Proponents say biometrics will eventually replace personal identification numbers, passwords and digital signatures as means of identification because of their relatively low cost and improved security.
Opponents say fingerprinting and eye scans are fine for prisons or private businesses, but in buildings occupied by dozens of different companies they are inappropriate and an invasion of privacy.
Biometrics is a growth industry, and several businesses have formed in recent years in Hawai'i to install the systems primarily in high-end homes and research and development firms that need extra security.
They say business is booming.
"I think most buildings are exploring the benefits of biometric systems as an alternative" to current systems, said Susan Hansen, president of the Building Owners and Managers Association's local chapter and Harbor Court building manager for CB Richard Ellis Hawai'i Inc. "Certainly after 9/11 more people are concerned about security, as rightly they should be."
Davies Pacific property manager Kirk Horiuchi with Jones Lang LaSalle Americas Inc. said the building has an old access card system and the new fingerprint system is bring installed to improve security and save the company from buying access cards for all 1,100 people who work there.
Experts say an access card system can cost from $50,000 to $150,000 depending on the size of the building.

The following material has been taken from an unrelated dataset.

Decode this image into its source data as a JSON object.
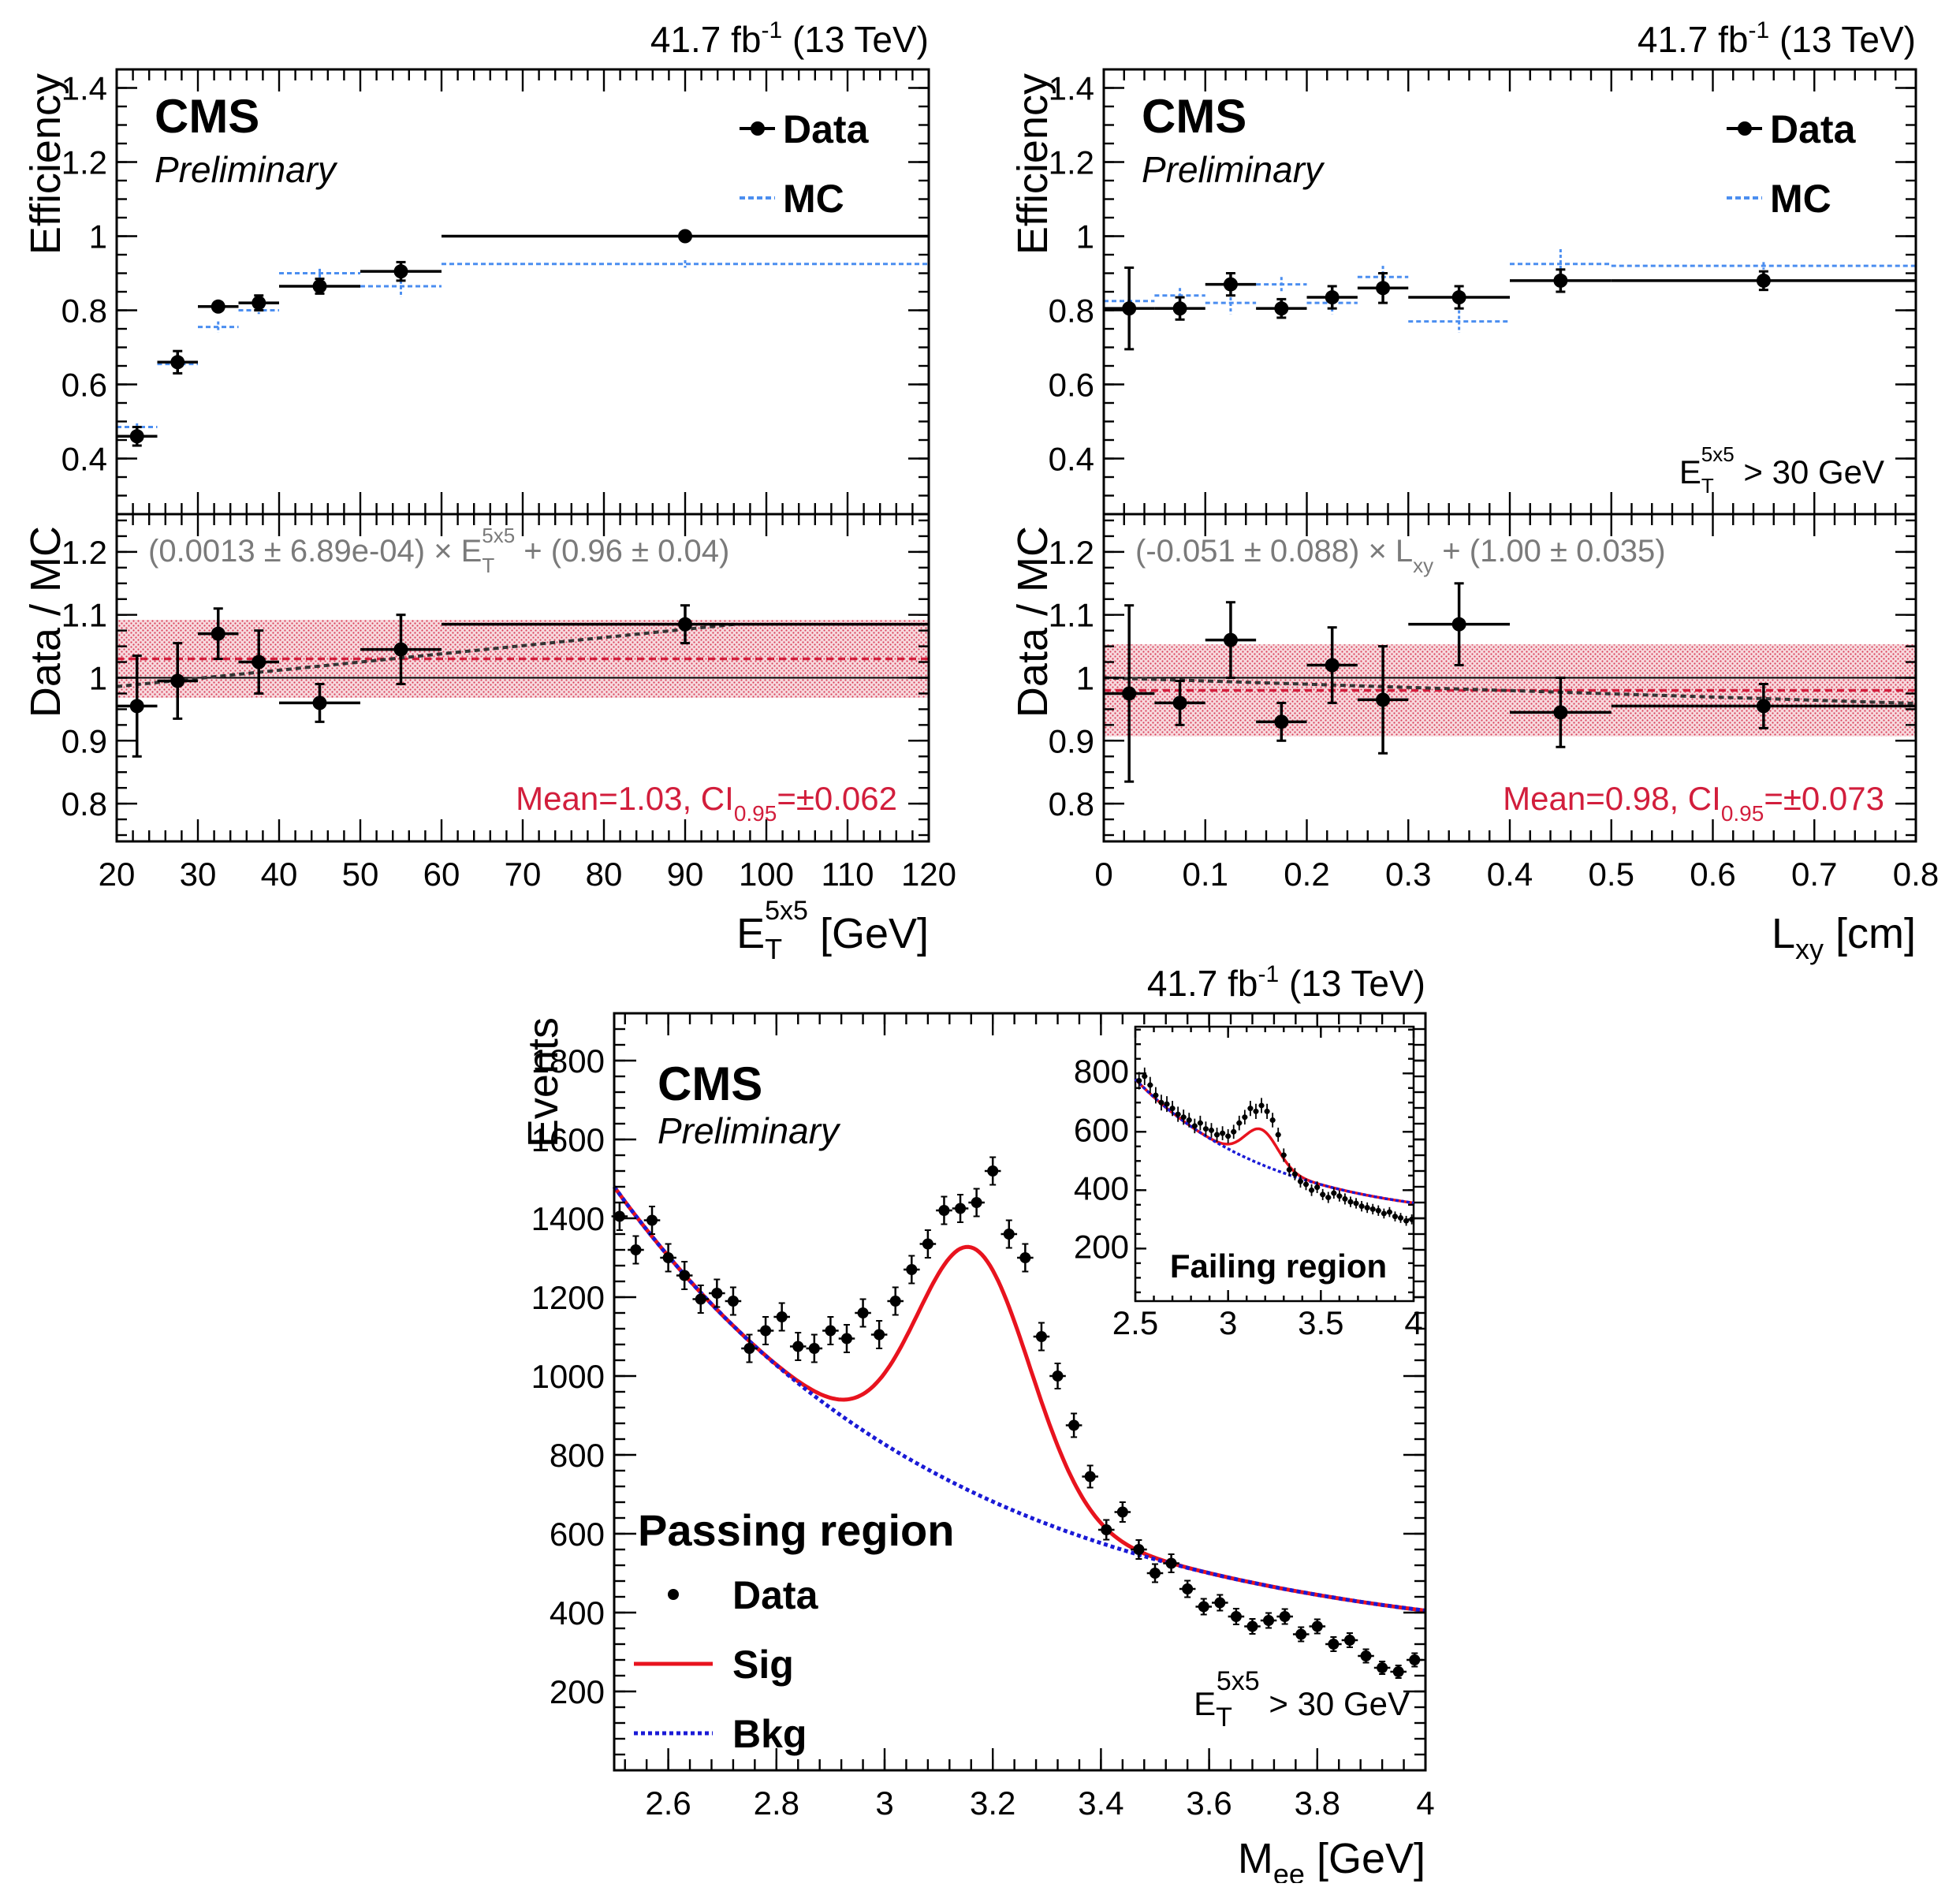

The three fingerprint readers for Davies Pacific and the software to run them cost $1,600 each. Davies Pacific is also installing a new digital security camera system with better storage and retrieval capabilities.
"It was time for an upgrade anyway and we looked at the options," Horiuchi said. "A lot of (tenants) are very eager about the upgraded technology."
But some tenants say being fingerprinted by building management is too much security and fear the prints could be accessed by the government at any time.
"I just don't like the idea of being fingerprinted to get into my building," said Elaine Shirley, who works in the building. "I don't feel like we need that much security."
It really has nothing to do with your fingerprint, said Jeff Wiebell, vice president of SecureView Systems, who is installing the Davies Pacific system.
"Once the fingerprint is scanned it is converted into connecting dots and the fingerprint is discarded," meaning it can't be brought up on a screen and compared to other fingerprints, Weibell said. "It is actually placing little dots at the ridges of the curves of your fingers. There is no record of a fingerprint anywhere."
Jon Van Dyke, a University of Hawai'i constitutional law professor, said although such systems may increase security, they dramatically reduce people's sense of privacy. Many people could be forced to comply with new security requirements against their will or change jobs.
"This is a private owner, so normally constitutional issues don't apply," Van Dyke said. "But we know how easy it is for the government to subpoena records these days given the national security claims that are being made so frequently now. The fear that these records will be made available to the government is well founded.
"I would say it raises profound issues that ought to be widely debated. My question is, is this really necessary given the level of intrusion into privacy that it involves? If there is an alternative approach, why not just use the alternative?"
Horiuchi said he understands that some tenants do not want to be fingerprinted and they will not be forced to.
"We'll have a backup for tenants who refuse," Horiuchi said. "They will get a card. I talked to another (manager) who decided to stick with cards partially because of concerns about the fingerprints. Because it is the first one here, there is a lot of apprehension about it."